Branża zbożowa zaskoczona
Słowa Jarosława Kaczyńskiego o utworzeniu państwowej firmy skupującej zboża wprawiły branżę zbożową w konsternację. Rynkowi eksperci, z którymi rozmawialiśmy są mocno zaskoczeni tym pomysłem, bo nie bardzo wiedzą, jakie przedsiębiorstwa miałyby wejść w skład nowego podmiotu. Przecież filarem skupu zboża w Polsce jest Elewarr. To państwowa spółka, która posiada oddziały i magazyny zbożowe w całej Polsce. Ale ona jest już częścią powstałej niedawno Krajowej Grupy Spożywczej. Być może prezesowi Kaczyńskiemu chodziło o Zamojskie Zakłady Zbożowe. Z tym że one są już powiązane z Elewarrem, bo Elewarr jest ich udziałowcem.
Izba Zbożowo-Paszowa o pomyśle prezesa PiS: festiwal przedwyborczych pomysłów
Monika Piątkowska, prezes Izby Zbożowo-Paszowej w rozmowie z nami zaznacza, że do deklaracji rządzących dotyczących rolnictwa podchodzi z miesiąca na miesiąc coraz bardziej zachowawczo.
Zawraca uwagę, że organizacje sektora rolno-przetwórczego podpisały wspólnie kolejny apel do Premiera, tym razem dotyczący objęcia dużych przedsiębiorców, będących największymi producentami żywności mechanizmem ceny gwarantowanej. Brak takiego rozwiązania przełoży się w oczywisty sposób na ceny żywności, które znacznie wtedy wzrosną.

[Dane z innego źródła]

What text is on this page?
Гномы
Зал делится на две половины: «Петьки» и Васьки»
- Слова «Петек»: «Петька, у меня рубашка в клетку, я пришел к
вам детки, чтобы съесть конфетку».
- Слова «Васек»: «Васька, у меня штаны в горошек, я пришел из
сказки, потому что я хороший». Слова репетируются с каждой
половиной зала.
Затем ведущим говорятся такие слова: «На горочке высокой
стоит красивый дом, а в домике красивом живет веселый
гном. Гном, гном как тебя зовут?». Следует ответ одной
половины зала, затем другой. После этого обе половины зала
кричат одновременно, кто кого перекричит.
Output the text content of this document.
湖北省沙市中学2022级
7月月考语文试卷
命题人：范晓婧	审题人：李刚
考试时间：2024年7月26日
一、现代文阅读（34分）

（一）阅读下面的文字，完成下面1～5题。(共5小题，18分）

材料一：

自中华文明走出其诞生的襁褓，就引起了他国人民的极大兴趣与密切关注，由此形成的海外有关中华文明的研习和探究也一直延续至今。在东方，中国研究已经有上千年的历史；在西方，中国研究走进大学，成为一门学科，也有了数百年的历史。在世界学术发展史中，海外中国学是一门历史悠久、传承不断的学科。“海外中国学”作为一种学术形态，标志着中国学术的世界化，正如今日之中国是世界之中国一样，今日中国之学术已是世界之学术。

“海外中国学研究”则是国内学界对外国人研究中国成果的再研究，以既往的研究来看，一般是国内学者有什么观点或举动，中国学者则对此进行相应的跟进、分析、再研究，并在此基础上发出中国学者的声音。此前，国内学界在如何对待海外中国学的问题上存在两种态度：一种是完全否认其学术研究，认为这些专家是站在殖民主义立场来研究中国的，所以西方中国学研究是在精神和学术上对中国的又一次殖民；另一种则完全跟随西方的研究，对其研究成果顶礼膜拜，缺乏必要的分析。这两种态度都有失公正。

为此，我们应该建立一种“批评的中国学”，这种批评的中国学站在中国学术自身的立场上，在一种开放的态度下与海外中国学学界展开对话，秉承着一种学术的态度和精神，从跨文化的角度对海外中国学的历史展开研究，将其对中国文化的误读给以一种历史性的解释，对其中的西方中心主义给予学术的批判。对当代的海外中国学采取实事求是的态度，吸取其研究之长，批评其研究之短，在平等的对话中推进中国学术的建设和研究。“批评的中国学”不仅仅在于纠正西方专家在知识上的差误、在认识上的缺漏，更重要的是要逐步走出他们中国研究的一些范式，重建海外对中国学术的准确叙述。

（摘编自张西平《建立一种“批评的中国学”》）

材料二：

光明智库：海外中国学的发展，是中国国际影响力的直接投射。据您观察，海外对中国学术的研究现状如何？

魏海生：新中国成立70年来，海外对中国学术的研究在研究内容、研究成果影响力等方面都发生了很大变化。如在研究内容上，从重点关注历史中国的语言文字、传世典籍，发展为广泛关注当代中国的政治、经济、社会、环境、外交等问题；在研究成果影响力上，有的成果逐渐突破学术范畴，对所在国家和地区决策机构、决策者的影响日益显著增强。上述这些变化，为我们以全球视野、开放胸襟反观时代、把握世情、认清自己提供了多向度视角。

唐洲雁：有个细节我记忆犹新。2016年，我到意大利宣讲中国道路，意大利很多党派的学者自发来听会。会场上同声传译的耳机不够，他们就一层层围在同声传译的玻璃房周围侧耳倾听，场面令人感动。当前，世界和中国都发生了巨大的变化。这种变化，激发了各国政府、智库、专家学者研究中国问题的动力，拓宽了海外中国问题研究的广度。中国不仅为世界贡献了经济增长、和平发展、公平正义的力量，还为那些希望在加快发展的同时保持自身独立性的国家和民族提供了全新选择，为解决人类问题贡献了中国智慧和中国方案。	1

- Zamiast skutecznego wspierania polskich rolników i przetwórców w ich zadaniu, jakim jest produkcja żywności, obserwujemy festiwal przedwyborczych pomysłów. Do sprawnego funkcjonowania rynku ważne jest, by funkcjonujące na nim podmioty działały w sposób rzetelny, w warunkach konkurencyjnych, stosując się do obowiązującego na nim prawodawstwa Unii Europejskiej i krajowego, w tym między innymi dotyczącego ochrony konkurencji i konsumentów. O zakresie, skali i strategii działania powstającego podmiotu decyduje jego założyciel - przypomina Piątkowska.
Zwróciliśmy się więc z zapytaniem do resortu rolnictwa, czy rzeczywiście prowadzone są obecnie prace nad integracją podmiotów skupujących zboża, jakie przedsiębiorstwa miałyby wejść w skład nowego tworu i kiedy planowane jest ukończenie prac. Jak tylko otrzymamy odpowiedź, opublikujemy ją.